Entre les étals d'un marché de nuit de Hà Nội et les ateliers de tailleurs de Hội An, le Vietnam est un terrain de chasse redoutable pour qui aime rapporter de vraies trouvailles. Soie chatoyante, laque profonde, céramique de Bát Tràng, café robusta, poivre de Phú Quốc, broderies des ethnies des montagnes : la difficulté n'est jamais de trouver quoi acheter, mais de choisir sans faire exploser la valise. Savoir que ramener du Vietnam, où l'acheter au juste prix, comment marchander et franchir la douane sans mauvaise surprise change tout. Ce guide réunit les achats incontournables, les bonnes adresses et les prix réels en euros.
Café, thé et épices : les souvenirs gourmands à ramener du Vietnam
Le café est sans doute le souvenir le plus malin à glisser dans ses bagages au Vietnam, deuxième producteur mondial derrière le Brésil. Le pays cultive surtout du robusta corsé sur les hauts plateaux du Tây Nguyên, autour de Buôn Ma Thuột, capitale caféière où le grain s'achète au poids. Comptez 4 à 8 € le kilo de robusta torréfié de qualité, un peu plus pour l'arabica de Đà Lạt ou de Cầu Đất, plus fin et acidulé. Le fameux café « weasel » (cà phê chồn), digéré à l'origine par la civette puis le plus souvent reproduit par fermentation enzymatique, se vend de 30 à 80 € les 250 grammes : magnifique cadeau, à condition d'acheter en boutique sérieuse plutôt qu'à un rabatteur de rue.

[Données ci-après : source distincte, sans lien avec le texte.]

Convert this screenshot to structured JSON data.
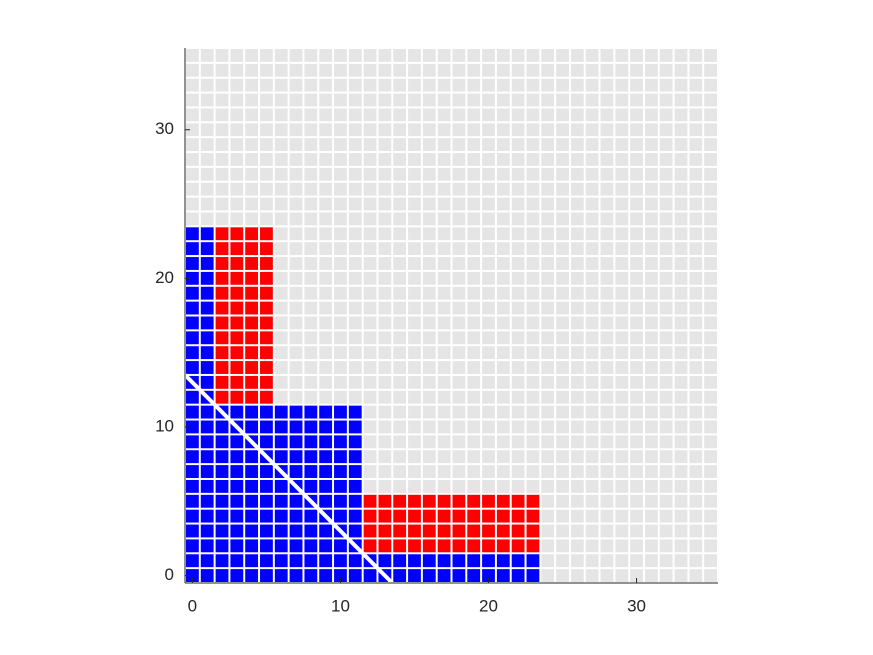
{
  "chart_data": {
    "type": "cellgrid",
    "xlim": [
      -0.5,
      35.5
    ],
    "ylim": [
      -0.5,
      35.5
    ],
    "xticks": [
      0,
      10,
      20,
      30
    ],
    "yticks": [
      0,
      10,
      20,
      30
    ],
    "cell_color": "#e5e5e5",
    "blocks": [
      {
        "x0": 0,
        "x1": 1,
        "y0": 0,
        "y1": 23,
        "color": "#0000ff"
      },
      {
        "x0": 2,
        "x1": 5,
        "y0": 12,
        "y1": 23,
        "color": "#ff0000"
      },
      {
        "x0": 2,
        "x1": 11,
        "y0": 0,
        "y1": 11,
        "color": "#0000ff"
      },
      {
        "x0": 12,
        "x1": 23,
        "y0": 2,
        "y1": 5,
        "color": "#ff0000"
      },
      {
        "x0": 12,
        "x1": 23,
        "y0": 0,
        "y1": 1,
        "color": "#0000ff"
      }
    ],
    "line": {
      "x": [
        -0.5,
        13.5
      ],
      "y": [
        13.5,
        -0.5
      ],
      "color": "#ffffff"
    }
  }
}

Pour prolonger le rituel à la maison, ramenez aussi le petit filtre individuel en aluminium ou en inox, le phin, qui ne coûte que 1 à 3 € et transforme n'importe quel matin en pause vietnamienne. Les amateurs de cà phê sữa đá glisseront une boîte de lait concentré sucré dans leurs achats, et les curieux chercheront les torréfactions parfumées au beurre ou au cacao, typiques du Sud, vendues sous des marques locales comme Trung Nguyên. Achetez de préférence des grains entiers sous vide plutôt que du café déjà moulu : l'arôme tient bien mieux le voyage, surtout pour le robusta puissant que l'on ne retrouve pas en France.

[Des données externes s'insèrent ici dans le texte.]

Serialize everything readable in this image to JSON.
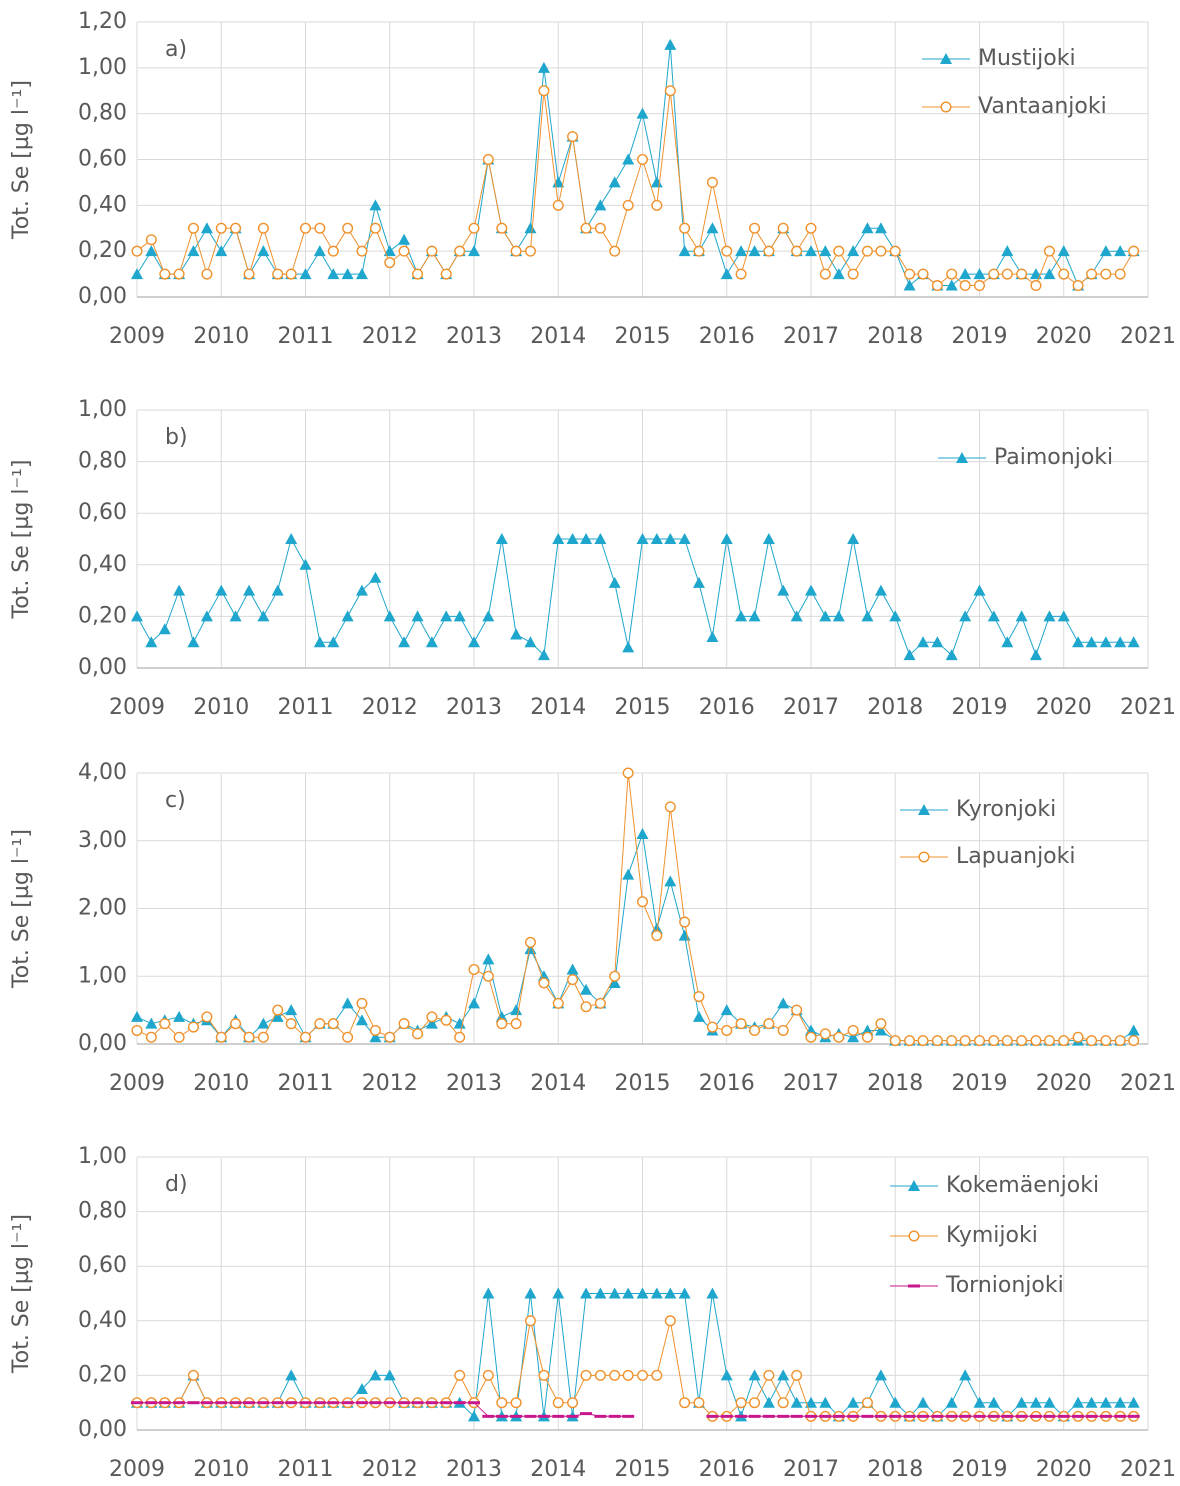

Le thé vietnamien mérite la même attention. Le thé vert de Thái Nguyên, au nord de Hà Nội, est le plus réputé du pays, vif et légèrement astringent ; comptez 5 à 15 € les 200 grammes selon le grade. Les amateurs chercheront le thé au lotus (trà sen), parfumé pétale par pétale, plus rare et plus cher : un écrin de 100 grammes dépasse souvent 20 à 30 €, mais reste l'un des cadeaux les plus élégants du pays. Les plantations de Mộc Châu et les théiers centenaires sauvages (trà shan tuyết) de Hà Giang offrent des feuilles d'altitude au caractère affirmé, recherchées des connaisseurs.
Côté épices, la cannelle de Yên Bái et de Quảng Nam, parmi les plus huileuses au monde, la badiane étoilée, le curcuma, le gingembre séché et la citronnelle déshydratée s'achètent pour quelques euros le sachet. Glissez-y un sachet d'assaisonnement pour phở ou un mélange à banh mi pour recréer les saveurs du voyage en cuisine. Sous vide ou en bocal hermétique, café, thé et épices franchissent la douane européenne sans aucune restriction, ce qui en fait les achats les plus sûrs du voyage — légers, peu volumineux et faciles à multiplier pour les cadeaux de retour.
Nuoc-mâm et poivre de Phú Quốc : les trésors de l'île aux épices
Le nuoc-mâm (nước mắm) de Phú Quốc est une appellation protégée, la première reconnue par l'Union européenne pour un produit vietnamien. Cette sauce de poisson fermentée dans des fûts de bois pendant douze mois constitue l'âme de la cuisine du pays. Sur l'île, les fabriques familiales proposent des bouteilles de grand cru, plus ambrées et moins salées que les versions industrielles, pour 3 à 8 € le flacon. La qualité se lit au taux de protéines (le « độ đạm ») affiché sur l'étiquette : un nuoc-mâm noble titre 30 à 40 degrés, signe d'une première extraction (nước mắm nhỉ) tirée goutte à goutte. Emballez-le soigneusement, doublez le bouchon de film alimentaire et placez-le en soute : son parfum puissant ne pardonne pas la fuite en cabine.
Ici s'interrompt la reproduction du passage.